Frauen in der Techbranche: Geschlechterparität ohne Quote
Ab dem 30. Januar 2016 herrscht in deutschen Großunternehmen Quotenpflicht: In den Aufsichtsräten von knapp 100 börsennotierten Unternehmen müssen künftig 30 Prozent Frauen sitzen. Prominente Befürworter wie Anne Will feiern diesen Schritt. Der CSUler Peter Ramsauer, bezeichnete die Frauenquote für Unternehmen dagegen als „unsinnig“ und der Unions-Fraktionsgeschäftsführer Michael Grosse-Brömer nannte die Quote in Führungsgremien eine „Belastung der Wirtschaft”. Die Wahrheit liegt wohl, wie so oft, irgendwo dazwischen.
Ich arbeite seit zwei Jahren bei Eventbrite. Obwohl wir ein Unternehmen in der von Männern dominierten Technologiebranche sind, sind knapp die Hälfte unserer Mitarbeiter Frauen. Und auch in unserem Führungsteam herrscht nahezu Geschlechterparität; vier der zehn Mitglieder der Unternehmensspitze sind weiblich, was für unsere Branche schon sehr ungewöhnlich ist. Erreicht haben wir das ohne eine Frauenquote.
Auf eine Quote geachtet hat eigentlich niemand
Wie es dazu gekommen ist? Schwer zu sagen, denn auf eine Quote geachtet hat eigentlich niemand; es hat sich einfach so entwickelt. Wir haben eine sehr meritokratische Unternehmenskultur. Sprich: Wenn du einen guten Eindruck machst, wirst du eingestellt. Wenn du dich beweist, steigst du auf – zumindest, wenn du das willst. Keine Rolle spielt dabei, ob du ein Mann bist oder eine Frau. Ich habe bei Eventbrite als Praktikantin angefangen und bin heute als „Senior Group Manager, Global Expansion” maßgeblich an der internationalen Expansionsstrategie des Unternehmens beteiligt. Diesen Aufstieg habe ich mir selbst erarbeitet.

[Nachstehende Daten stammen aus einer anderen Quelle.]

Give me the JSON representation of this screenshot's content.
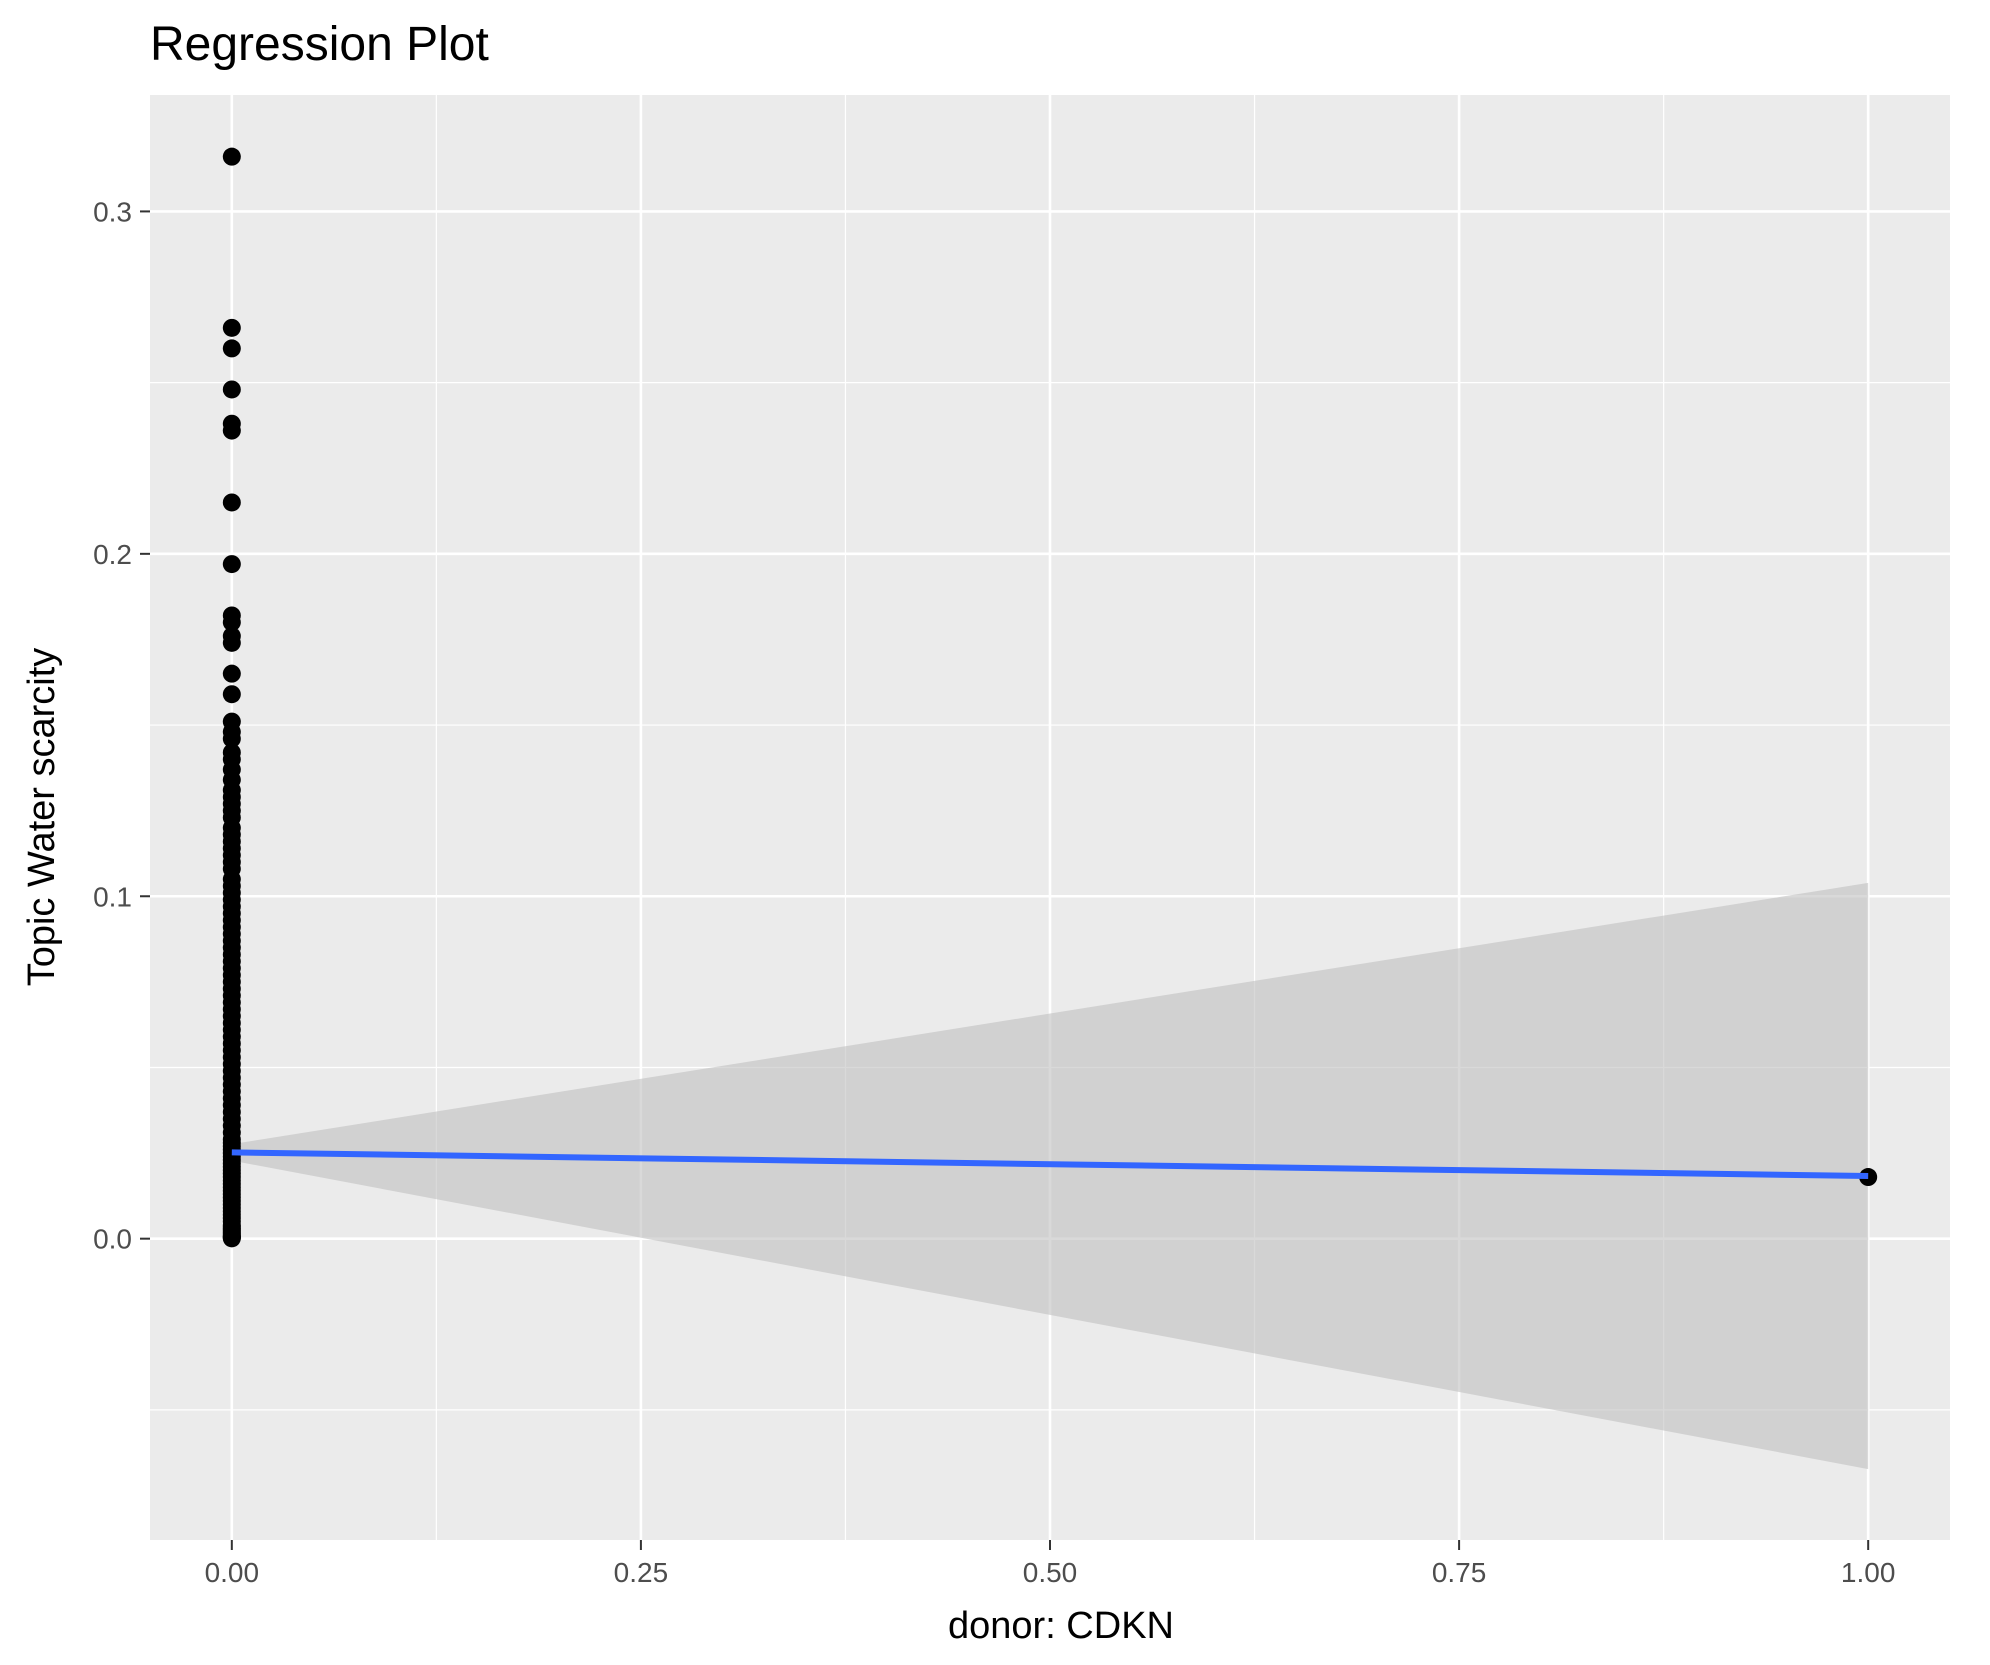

Manchmal stelle ich mir vor, wie das eigentlich wäre, wenn wir Quotenfrauen hätten. Und wenn ich ehrlich bin, gefällt mit der Gedanke nicht. Am Ende kämen Kollegen noch auf die Idee, dass ich nur deswegen in meiner Position bin, weil ich eine Frau bin, reingehievt per Quote. Ich müsste also nicht nur vor der Beförderung beweisen, dass ich einen bestimmten Job verdiene, sondern mir auch danach erstmal den Respekt erarbeiten, den meine männlichen Kollegen ohne diesen Anfangsverdacht gleich von Beginn an haben.

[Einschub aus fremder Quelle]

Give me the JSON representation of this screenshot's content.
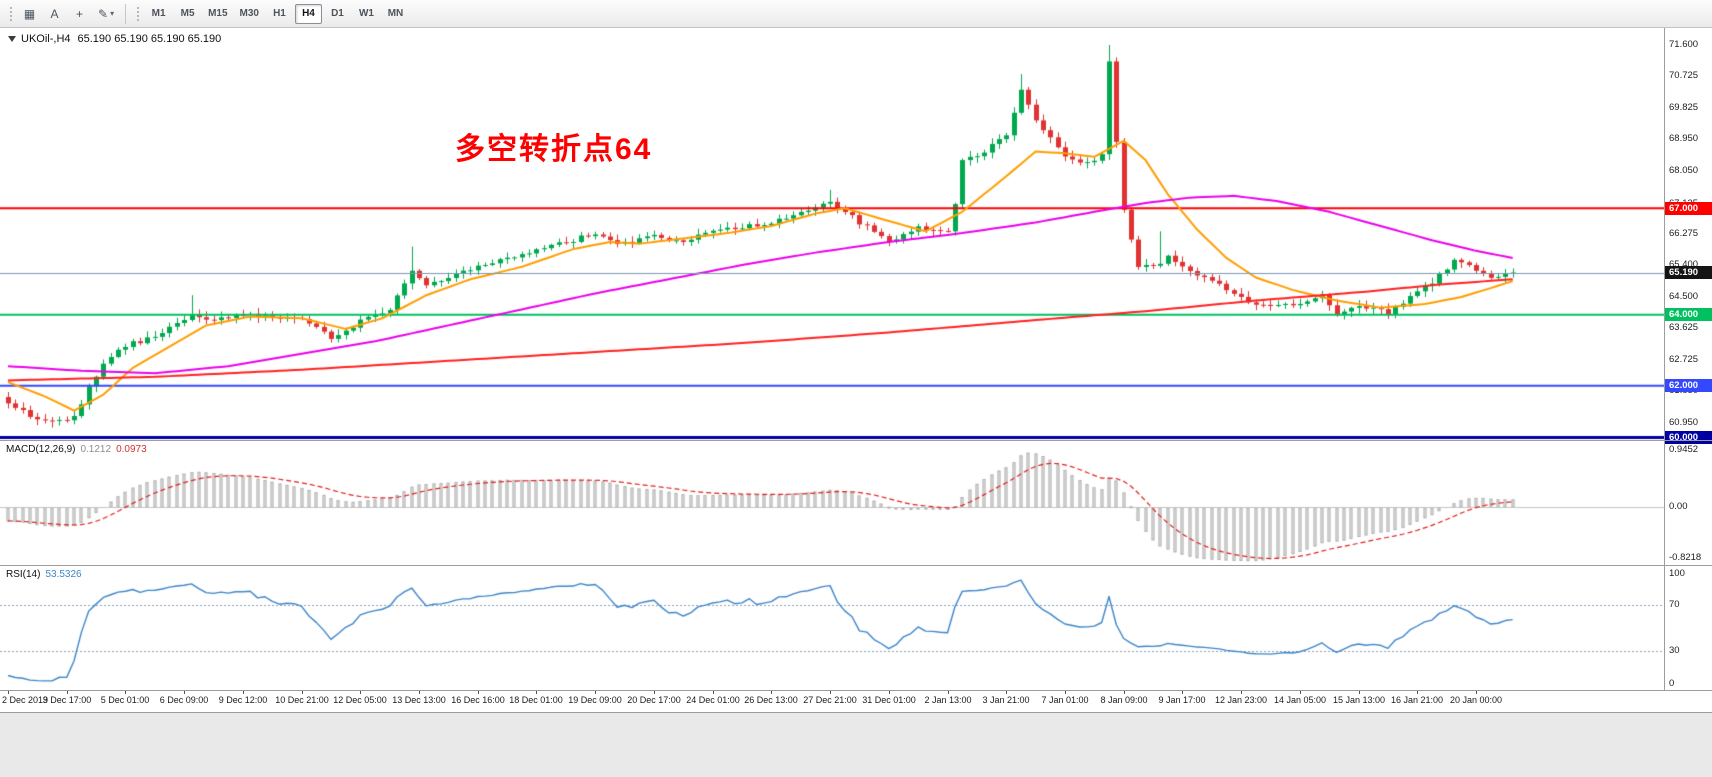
{
  "toolbar": {
    "icon_buttons": [
      {
        "name": "charts-grid-icon",
        "glyph": "▦"
      },
      {
        "name": "text-tool-icon",
        "glyph": "A"
      },
      {
        "name": "crosshair-icon",
        "glyph": "+"
      },
      {
        "name": "draw-tools-icon",
        "glyph": "✎",
        "dropdown": "▾"
      }
    ],
    "timeframes": [
      "M1",
      "M5",
      "M15",
      "M30",
      "H1",
      "H4",
      "D1",
      "W1",
      "MN"
    ],
    "active_timeframe": "H4"
  },
  "header": {
    "symbol_period": "UKOil-,H4",
    "ohlc": "65.190 65.190 65.190 65.190"
  },
  "annotation": {
    "text": "多空转折点64",
    "color": "#ff0000"
  },
  "chart_data": {
    "type": "candlestick",
    "symbol": "UKOil-",
    "timeframe": "H4",
    "title": "UKOil-,H4 65.190 65.190 65.190 65.190",
    "y_range": [
      60.47,
      72.08
    ],
    "y_axis_ticks": [
      "71.600",
      "70.725",
      "69.825",
      "68.950",
      "68.050",
      "67.125",
      "66.275",
      "65.400",
      "64.500",
      "63.625",
      "62.725",
      "61.850",
      "60.950"
    ],
    "x_labels": [
      "2 Dec 2019",
      "3 Dec 17:00",
      "5 Dec 01:00",
      "6 Dec 09:00",
      "9 Dec 12:00",
      "10 Dec 21:00",
      "12 Dec 05:00",
      "13 Dec 13:00",
      "16 Dec 16:00",
      "18 Dec 01:00",
      "19 Dec 09:00",
      "20 Dec 17:00",
      "24 Dec 01:00",
      "26 Dec 13:00",
      "27 Dec 21:00",
      "31 Dec 01:00",
      "2 Jan 13:00",
      "3 Jan 21:00",
      "7 Jan 01:00",
      "8 Jan 09:00",
      "9 Jan 17:00",
      "12 Jan 23:00",
      "14 Jan 05:00",
      "15 Jan 13:00",
      "16 Jan 21:00",
      "20 Jan 00:00"
    ],
    "candles_per_label": 8,
    "candles": {
      "count": 206,
      "up": "#00a84e",
      "down": "#e03232",
      "close_anchors": [
        [
          0,
          61.55
        ],
        [
          3,
          61.15
        ],
        [
          6,
          60.95
        ],
        [
          9,
          61.1
        ],
        [
          11,
          61.95
        ],
        [
          13,
          62.6
        ],
        [
          16,
          63.15
        ],
        [
          20,
          63.35
        ],
        [
          23,
          63.75
        ],
        [
          25,
          63.95
        ],
        [
          28,
          63.9
        ],
        [
          32,
          64.0
        ],
        [
          36,
          63.95
        ],
        [
          40,
          63.85
        ],
        [
          44,
          63.35
        ],
        [
          48,
          63.8
        ],
        [
          52,
          64.2
        ],
        [
          55,
          65.25
        ],
        [
          57,
          64.85
        ],
        [
          60,
          65.05
        ],
        [
          64,
          65.4
        ],
        [
          68,
          65.6
        ],
        [
          72,
          65.8
        ],
        [
          76,
          66.05
        ],
        [
          80,
          66.3
        ],
        [
          83,
          65.95
        ],
        [
          88,
          66.2
        ],
        [
          92,
          66.1
        ],
        [
          96,
          66.35
        ],
        [
          100,
          66.45
        ],
        [
          104,
          66.6
        ],
        [
          108,
          66.9
        ],
        [
          112,
          67.2
        ],
        [
          116,
          66.6
        ],
        [
          120,
          66.1
        ],
        [
          124,
          66.45
        ],
        [
          128,
          66.35
        ],
        [
          129,
          67.1
        ],
        [
          130,
          68.3
        ],
        [
          133,
          68.6
        ],
        [
          136,
          69.1
        ],
        [
          138,
          70.35
        ],
        [
          140,
          69.5
        ],
        [
          142,
          69.0
        ],
        [
          144,
          68.4
        ],
        [
          147,
          68.25
        ],
        [
          149,
          68.5
        ],
        [
          150,
          71.2
        ],
        [
          151,
          68.9
        ],
        [
          152,
          66.9
        ],
        [
          154,
          65.4
        ],
        [
          156,
          65.35
        ],
        [
          158,
          65.6
        ],
        [
          160,
          65.3
        ],
        [
          164,
          65.0
        ],
        [
          168,
          64.45
        ],
        [
          172,
          64.2
        ],
        [
          176,
          64.3
        ],
        [
          179,
          64.55
        ],
        [
          181,
          64.0
        ],
        [
          184,
          64.3
        ],
        [
          188,
          64.05
        ],
        [
          192,
          64.6
        ],
        [
          195,
          65.1
        ],
        [
          197,
          65.55
        ],
        [
          200,
          65.3
        ],
        [
          202,
          65.05
        ],
        [
          205,
          65.19
        ]
      ],
      "wick_overrides": [
        [
          6,
          "low",
          60.82
        ],
        [
          25,
          "high",
          64.55
        ],
        [
          55,
          "high",
          65.92
        ],
        [
          112,
          "high",
          67.52
        ],
        [
          138,
          "high",
          70.78
        ],
        [
          150,
          "high",
          71.6
        ],
        [
          157,
          "high",
          66.35
        ]
      ]
    },
    "moving_averages": [
      {
        "name": "ma-fast",
        "color": "#ff9d00",
        "points": [
          [
            0,
            62.1
          ],
          [
            5,
            61.7
          ],
          [
            9,
            61.3
          ],
          [
            13,
            61.75
          ],
          [
            17,
            62.5
          ],
          [
            22,
            63.1
          ],
          [
            27,
            63.7
          ],
          [
            33,
            63.95
          ],
          [
            40,
            63.9
          ],
          [
            46,
            63.6
          ],
          [
            51,
            63.9
          ],
          [
            57,
            64.55
          ],
          [
            63,
            65.0
          ],
          [
            70,
            65.35
          ],
          [
            77,
            65.85
          ],
          [
            82,
            66.05
          ],
          [
            86,
            66.0
          ],
          [
            92,
            66.15
          ],
          [
            98,
            66.3
          ],
          [
            104,
            66.5
          ],
          [
            110,
            66.85
          ],
          [
            114,
            67.0
          ],
          [
            119,
            66.7
          ],
          [
            125,
            66.35
          ],
          [
            130,
            66.9
          ],
          [
            136,
            67.9
          ],
          [
            140,
            68.6
          ],
          [
            144,
            68.55
          ],
          [
            148,
            68.45
          ],
          [
            152,
            68.9
          ],
          [
            155,
            68.35
          ],
          [
            158,
            67.4
          ],
          [
            162,
            66.4
          ],
          [
            166,
            65.6
          ],
          [
            170,
            65.05
          ],
          [
            175,
            64.7
          ],
          [
            181,
            64.4
          ],
          [
            187,
            64.2
          ],
          [
            193,
            64.3
          ],
          [
            198,
            64.5
          ],
          [
            202,
            64.75
          ],
          [
            205,
            64.95
          ]
        ]
      },
      {
        "name": "ma-medium",
        "color": "#ea00ea",
        "points": [
          [
            0,
            62.55
          ],
          [
            10,
            62.42
          ],
          [
            20,
            62.35
          ],
          [
            30,
            62.55
          ],
          [
            40,
            62.9
          ],
          [
            50,
            63.25
          ],
          [
            60,
            63.7
          ],
          [
            70,
            64.15
          ],
          [
            80,
            64.6
          ],
          [
            90,
            65.0
          ],
          [
            100,
            65.4
          ],
          [
            110,
            65.75
          ],
          [
            120,
            66.05
          ],
          [
            130,
            66.3
          ],
          [
            140,
            66.6
          ],
          [
            148,
            66.9
          ],
          [
            155,
            67.15
          ],
          [
            161,
            67.3
          ],
          [
            167,
            67.35
          ],
          [
            173,
            67.2
          ],
          [
            180,
            66.9
          ],
          [
            187,
            66.5
          ],
          [
            194,
            66.1
          ],
          [
            200,
            65.8
          ],
          [
            205,
            65.6
          ]
        ]
      },
      {
        "name": "ma-slow",
        "color": "#ff2020",
        "points": [
          [
            0,
            62.15
          ],
          [
            20,
            62.25
          ],
          [
            40,
            62.45
          ],
          [
            60,
            62.7
          ],
          [
            80,
            62.95
          ],
          [
            100,
            63.2
          ],
          [
            120,
            63.5
          ],
          [
            140,
            63.85
          ],
          [
            155,
            64.1
          ],
          [
            170,
            64.4
          ],
          [
            185,
            64.65
          ],
          [
            195,
            64.85
          ],
          [
            205,
            65.0
          ]
        ]
      }
    ],
    "horizontal_levels": [
      {
        "price": 67.0,
        "label": "67.000",
        "color": "#ff0000",
        "width": 2
      },
      {
        "price": 64.0,
        "label": "64.000",
        "color": "#00c060",
        "width": 2
      },
      {
        "price": 62.0,
        "label": "62.000",
        "color": "#3448ff",
        "width": 2
      },
      {
        "price": 60.0,
        "label": "60.000",
        "color": "#0000a0",
        "width": 3,
        "clamped": true
      }
    ],
    "current_price": {
      "value": 65.19,
      "label": "65.190",
      "line_color": "#7a9ab0",
      "tag_color": "#141414"
    },
    "indicators": {
      "macd": {
        "name_label": "MACD(12,26,9)",
        "hist_value": "0.1212",
        "signal_value": "0.0973",
        "scale_top": "0.9452",
        "scale_zero": "0.00",
        "scale_bottom": "-0.8218",
        "hist_fill": "#e6e6e6",
        "hist_stroke": "#b0b0b0",
        "signal_color": "#e02020"
      },
      "rsi": {
        "name_label": "RSI(14)",
        "value": "53.5326",
        "scale_labels": [
          "100",
          "70",
          "30",
          "0"
        ],
        "levels": [
          70,
          30
        ],
        "line_color": "#3d85c8",
        "level_color": "#8fa3b8"
      }
    }
  }
}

Das soll nicht heißen, dass ich prinzipiell gegen Maßnahmen zur Gleichberechtigung in Unternehmen bin. Natürlich weiß ich, dass die Realität auch anders aussehen kann als bei uns; ich habe in meiner Karriere vor Eventbrite nämlich auch schon die Erfahrung machen müssen, dass man als Frau für den exakt gleichen Job schlechter bezahlt wird als ein Mann. Allerdings frage ich mich schon, ob gerade eine Frauenquote wirklich dazu beitragen wird, eine echte – und nicht nur oberflächliche – Gleichberechtigung herzustellen, und Frauen in Führungspositionen stattdessen vor allem dem Vorwurf aussetzen könnten, doch „nur eine Quotenfrau” zu sein.

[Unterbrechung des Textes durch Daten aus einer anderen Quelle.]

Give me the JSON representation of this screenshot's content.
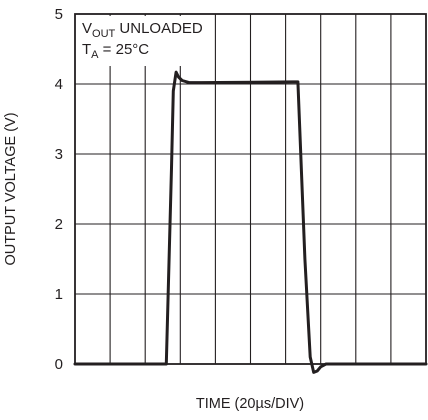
{
  "chart_data": {
    "type": "line",
    "title": "",
    "xlabel": "TIME (20µs/DIV)",
    "ylabel": "OUTPUT VOLTAGE (V)",
    "xlim": [
      0,
      10
    ],
    "ylim": [
      0,
      5
    ],
    "x_grid_divisions": 10,
    "y_ticks": [
      "0",
      "1",
      "2",
      "3",
      "4",
      "5"
    ],
    "grid": true,
    "annotation": {
      "line1_main": "V",
      "line1_sub": "OUT",
      "line1_rest": " UNLOADED",
      "line2_main": "T",
      "line2_sub": "A",
      "line2_rest": " = 25°C"
    },
    "series": [
      {
        "values_unit": "V",
        "x": [
          0,
          2.6,
          2.75,
          2.8,
          2.88,
          2.95,
          3.05,
          3.25,
          3.6,
          6.2,
          6.35,
          6.55,
          6.7,
          6.8,
          6.9,
          7.0,
          7.15,
          7.3,
          10
        ],
        "y": [
          0,
          0,
          2.8,
          3.9,
          4.17,
          4.1,
          4.05,
          4.02,
          4.02,
          4.03,
          4.03,
          1.5,
          0.1,
          -0.12,
          -0.1,
          -0.04,
          0,
          0,
          0
        ]
      }
    ],
    "colors": {
      "line": "#231f20",
      "grid": "#231f20",
      "frame": "#231f20"
    }
  }
}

Die Alternative: Frühe Förderung und weibliche Vorbilder
Statt Quoten zu forcieren wäre es vielleicht wichtiger, Frauen früh zu fördern und dazu zu motivieren, ihre Karrieren verstärkt auch in der Technologiebranche zu suchen, an den Finanzmärkten, in der Baubranche, an Lehrstühlen für Physik und Mathematik. Da können starke Vorbilder helfen, die vorleben, was Frauen erreichen können: Facebook-COO Sheryl Sandberg. Oder Christine Lagarde, die Chefin des IMF. Aber auch die zahllosen Gründerinnen wie Claudia Helming, die 2006 Dawanda gegründet hat, Anna Alex und Julia Bösch von Outfittery, oder Julia Kopper, die ihre Berliner Agentur muxmäuschenwild aus dem nichts aufgebaut hat.
Auch bei Eventbrite steht ein starkes weibliches Vorbild an der Spitze: Julia Hartz. Sie hat unser Unternehmen 2006 mitgegründet und wurde vor Kurzem auf die „40 under 40”-Liste des „Fortune”-Magazins gewählt. Sie ist ganz sicher ein weiterer Grund dafür, warum sich bei uns so viele Frauen bewerben und der Frauenanteil entsprechend hoch ist.
Wie wäre es also hiermit: Statt Frauen künstlich per Quote in bestimmte Positionen zu hieven, und sie dem Generalverdacht auszusetzen, Quotengewinnerinnen zu sein, sollten wir sie schon in der Schule fördern und zu einer Karriere in einer der STEM-Branchen (Science, Technology, Engineering and Math) ermutigen. Und Frauen feiern, die es aus eigenem Antrieb dorthin geschafft haben, ihre Geschichten erzählen und zum Nachahmen anregen. Mittelfristig würde sich damit die Frage nach der Sinnhaftigkeit von Quoten von selbst erledigen.